Morning Session: Advanced SQL Queries in BigQuery

  • Writing advanced SQL queries: Window functions, complex joins, and subqueries.
  • Working with ARRAYS and STRUCTS for handling nested and repeated fields in BigQuery.
  • Leveraging BigQuery ML for machine learning within BigQuery using SQL.
  • Writing optimized queries for large datasets using partitioning and clustering.
  • Hands-on: Creating complex queries to perform analytics on large datasets using BigQuery.

Afternoon Session: Performance Optimization and Cost Control

  • Understanding BigQuery’s query execution model: How queries are processed, cached, and executed.
  • Query optimization techniques: Reducing query costs, optimizing performance with partitioning and clustering.
  • Monitoring BigQuery performance using Query Execution Plans and BigQuery UI tools.
  • Best practices for controlling costs: Managing query pricing, optimizing storage, and managing resource utilization.
  • Hands-on: Analyzing query performance, optimizing SQL queries, and reducing execution time.

Day 4: Integrating BigQuery with Google Cloud Services

Morning Session: Integrating BigQuery with Google Cloud Storage and Cloud Functions

  • How to connect BigQuery with Google Cloud Storage for seamless data transfer and storage management.
  • Using Cloud Functions with BigQuery to trigger events, automate data workflows, and integrate with other services.
  • Creating scheduled queries in BigQuery to automate recurring data tasks.
  • Hands-on: Setting up automated data workflows with Cloud Functions and Google Cloud Storage.

Afternoon Session: BigQuery with Dataflow and Pub/Sub

  • Introduction to Dataflow: Using Dataflow for ETL processing in combination with BigQuery.
  • Setting up data pipelines with Pub/Sub to stream data into BigQuery.
  • Integrating BigQuery with external tools like Apache Kafka for real-time streaming data.
  • Hands-on: Creating a real-time data pipeline using Pub/Sub and Dataflow, loading data into BigQuery.
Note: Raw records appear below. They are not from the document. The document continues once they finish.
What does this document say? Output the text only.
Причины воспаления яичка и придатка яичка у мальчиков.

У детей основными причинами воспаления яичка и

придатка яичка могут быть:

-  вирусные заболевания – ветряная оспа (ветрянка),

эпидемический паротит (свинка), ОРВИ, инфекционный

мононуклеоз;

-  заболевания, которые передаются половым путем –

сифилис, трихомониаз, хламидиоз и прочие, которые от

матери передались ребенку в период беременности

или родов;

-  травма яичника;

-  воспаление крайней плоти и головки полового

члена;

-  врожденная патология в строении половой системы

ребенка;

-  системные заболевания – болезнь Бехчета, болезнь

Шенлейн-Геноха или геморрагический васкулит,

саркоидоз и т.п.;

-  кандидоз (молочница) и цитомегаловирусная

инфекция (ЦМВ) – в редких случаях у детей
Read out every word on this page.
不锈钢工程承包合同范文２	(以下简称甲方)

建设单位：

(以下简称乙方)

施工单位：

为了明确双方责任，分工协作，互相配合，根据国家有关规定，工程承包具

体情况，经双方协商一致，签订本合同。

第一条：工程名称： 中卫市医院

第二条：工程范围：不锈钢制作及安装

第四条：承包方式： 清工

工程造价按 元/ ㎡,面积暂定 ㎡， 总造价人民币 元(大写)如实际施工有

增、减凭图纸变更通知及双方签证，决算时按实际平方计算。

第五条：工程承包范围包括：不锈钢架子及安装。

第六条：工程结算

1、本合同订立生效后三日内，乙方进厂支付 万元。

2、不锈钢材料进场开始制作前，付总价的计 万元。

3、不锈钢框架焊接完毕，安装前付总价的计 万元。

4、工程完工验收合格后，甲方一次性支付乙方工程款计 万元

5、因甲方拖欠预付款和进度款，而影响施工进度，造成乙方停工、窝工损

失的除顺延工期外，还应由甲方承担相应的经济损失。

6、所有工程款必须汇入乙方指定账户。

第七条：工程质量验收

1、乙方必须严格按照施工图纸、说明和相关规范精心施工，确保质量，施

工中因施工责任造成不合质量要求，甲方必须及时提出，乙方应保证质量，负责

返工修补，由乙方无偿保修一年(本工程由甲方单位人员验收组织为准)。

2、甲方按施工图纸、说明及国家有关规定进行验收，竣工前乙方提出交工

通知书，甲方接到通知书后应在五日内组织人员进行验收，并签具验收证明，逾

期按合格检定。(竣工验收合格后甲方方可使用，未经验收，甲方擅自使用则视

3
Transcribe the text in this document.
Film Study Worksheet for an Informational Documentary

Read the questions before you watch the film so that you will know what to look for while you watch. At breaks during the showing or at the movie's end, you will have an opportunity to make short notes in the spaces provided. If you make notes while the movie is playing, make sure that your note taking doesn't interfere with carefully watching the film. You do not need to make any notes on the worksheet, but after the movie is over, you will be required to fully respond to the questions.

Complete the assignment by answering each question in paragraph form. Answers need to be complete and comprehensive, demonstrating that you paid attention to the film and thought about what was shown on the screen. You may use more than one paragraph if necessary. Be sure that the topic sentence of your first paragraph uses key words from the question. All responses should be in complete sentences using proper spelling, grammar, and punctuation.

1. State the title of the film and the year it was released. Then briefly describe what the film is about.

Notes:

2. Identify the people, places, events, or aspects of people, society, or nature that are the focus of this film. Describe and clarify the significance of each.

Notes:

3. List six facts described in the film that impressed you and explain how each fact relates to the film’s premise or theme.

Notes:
Day 5: Data Security, Governance, and Real-World Use Cases

Morning Session: Data Security and Governance in BigQuery

  • Overview of data security in BigQuery: Encryption, authentication, and access controls.
  • Managing access with Identity and Access Management (IAM) roles in Google Cloud.
  • Auditing and monitoring data access using Cloud Audit Logs and BigQuery’s Access Transparency.
  • Best practices for data governance: Managing datasets, tables, and sensitive data.
  • Hands-on: Setting up IAM roles, managing data access, and securing sensitive data in BigQuery.

Afternoon Session: Real-World Data Engineering Use Cases

  • Real-world use cases: Building end-to-end data pipelines with BigQuery, Google Cloud Storage, and Dataflow.
  • Leveraging BigQuery for business intelligence, machine learning, and real-time analytics.
  • Best practices for scaling BigQuery workloads in large data environments.
  • Review of key takeaways and hands-on final project: Designing and deploying a cloud-based data engineering solution.
  • Hands-on: Building a complete data pipeline and solution using BigQuery.

Materials and Tools:

  • Software: Google Cloud Platform (GCP), BigQuery Console, Google Cloud SDK, Google Cloud Storage.
  • Datasets: Sample datasets for real-world scenarios (e.g., e-commerce, financial, or log data).
  • Recommended Reading: Google BigQuery documentation, best practices, and case studies.

Post-Course Support:

  • Access to course materials, recorded sessions, and community forums for ongoing learning.
  • Practical exercises and a final project focused on building a complete data pipeline using BigQuery.
  • Continuing support through expert Q&A sessions and further resources for expanding BigQuery knowledge.